Saturday, March 31, 2012

Dandelion seeds

It's a military brat thing.  A good case has been made, for the dandelion as the Military Brat Flower.

The hardest question for a brat to answer is, "Where are you from?"  My usual response is another question, "Do you want the long answer, or the short answer?"

The short answer, as I've written before, is Indiana.  As for "hometown," there are multiple options.  Since  Facebook changed formats to limit my hometown to a single, real place... my answer has been empty.  How does one determine one's hometown?

  1. Is it the place where you were born?
  2. Is it the place where you grew up?  And if so, then what ages are considered "growing up?"
  3. Is it the place you've lived the longest?
  4. What role does climate and geography play?
For 1, I have no memories of living where I was born, we moved away while I was still young.  I've never lived there.  I've visited a few times, but never stayed long.

For 2, which places?
-- The St. Louis area always holds a special place in my heart, but I've never stayed there for very long.  Sometimes, especially lately, it's felt like this is a... corner-place, a place in which important things shift in my life.  This was where I first saw a space shuttle.  I'll come back to St. Louis in college, in posts yet to come.
-- The longest I've ever lived in one place, was around Omaha, Nebraska.  Honestly?  I hated it at first.  Came to like it later.  But the ability to drive, to discover a place for yourself... those make a difference. I only had that privilege in Omaha for about 3 months.
-- We would have loved to make the greater Lafayette, Indiana area home.  Beautiful area, great memories of campus, lots of local friends and activities.  This was the first place that was my home, without my parents or sister or brothers.

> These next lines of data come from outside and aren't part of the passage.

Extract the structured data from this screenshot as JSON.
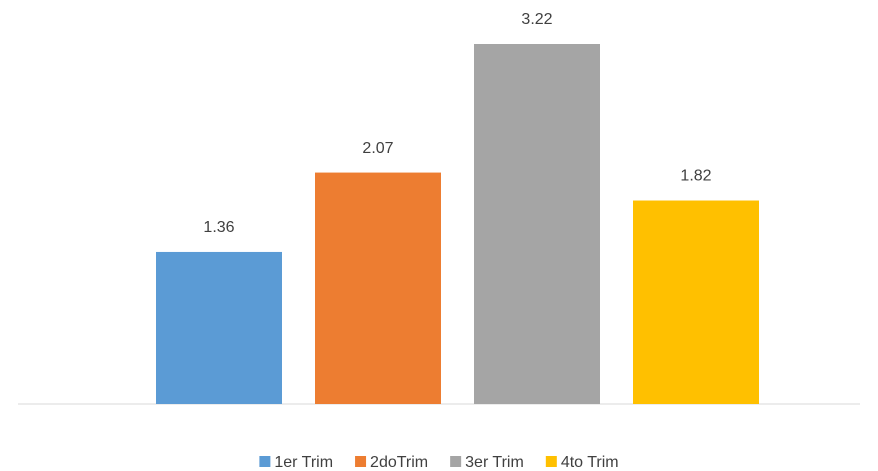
{
  "chart_data": {
    "type": "bar",
    "series": [
      {
        "name": "1er Trim",
        "color": "#5b9bd5",
        "values": [
          1.36
        ]
      },
      {
        "name": "2doTrim",
        "color": "#ed7d31",
        "values": [
          2.07
        ]
      },
      {
        "name": "3er Trim",
        "color": "#a5a5a5",
        "values": [
          3.22
        ]
      },
      {
        "name": "4to Trim",
        "color": "#ffc000",
        "values": [
          1.82
        ]
      }
    ],
    "legend": "bottom"
  }
}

By the time I finished college, I would consider myself to have grown up.  And that's one of the reasons I'm not ready to call Houston a hometown.  I find it hard to call a place "hometown" in adulthood, until I've lived there a long time.

For 3, Omaha takes a clear lead.  The longest I've ever lived in any area was around there.  Houston is a not-too-distant second.  St. Louis and West Lafayette compete for third, but both of those times are segmented, not consecutive.

4 is another reason I struggle to call Houston a hometown.  It's the furthest south I have ever lived, and it is very coastal.  Growing up in the Midwest, I'm not accustomed to coastal living.  Frankly, I'm used to tornadoes, but hurricanes scare me.  Hurricane Rita, reminded me of the Balrog, "This foe is beyond any of you.  Run!"
But a part of me would like to go back, now that the family emergencies have... been resolved.

And yet, and yet.  This past week was Spring Break, and I found myself unwilling to write on the road.  I have family history in Indianapolis, but I've never actually lived there, myself.  But it is also my husband's hometown, more or less.  He spent large parts of elementary, middle school, and high school there.  Between my grandparents, aunts & uncles, my husband & in-laws, and the accessibility we had from Lafayette, I feel very at home in Indianapolis.  

It doesn't feel right, to claim a place I've never lived in.  But I suppose I've been "passing through" my entire life, longer than any other single location.

We took some time over spring break to visit Brian's schools.  Which is another post all by itself, I don't want to write about it here.

Suffice it to say, returning to the place we were staying, took us past where the old Paramount Pizza restaurant was.  It was pretty well-known when we were kids.  Huge, vaulted ceiling.  I remember helium balloons, though I'm not sure whether that was for every child or just because we celebrated birthdays there.  And a grand piano on a lift, in the center of the dining area.  We could request songs, that the pianist would play.

I only remember visiting Paramount Pizza about twice.

Our annual trip to Grandma's house often came around Memorial Day.  It didn't matter who we were visiting, the Indianapolis 500 was always on the TV (although nobody really seemed to be watching it).  It was usually a chance for Sguth, Cguthrie00, and I to celebrate our birthdays with the extended family.  I believe one of us requested Paramount Pizza for our birthdays, because we remembered having been there before.

There were a LOT of people celebrating birthdays that night.  Enough that the pianist refused to play "Happy birthday" anymore, I think he may have announced that he'd play it ONE MORE TIME for all the remaining birthdays in the room.

By the time I was in a position to go visit it again... it had closed.  I miss it.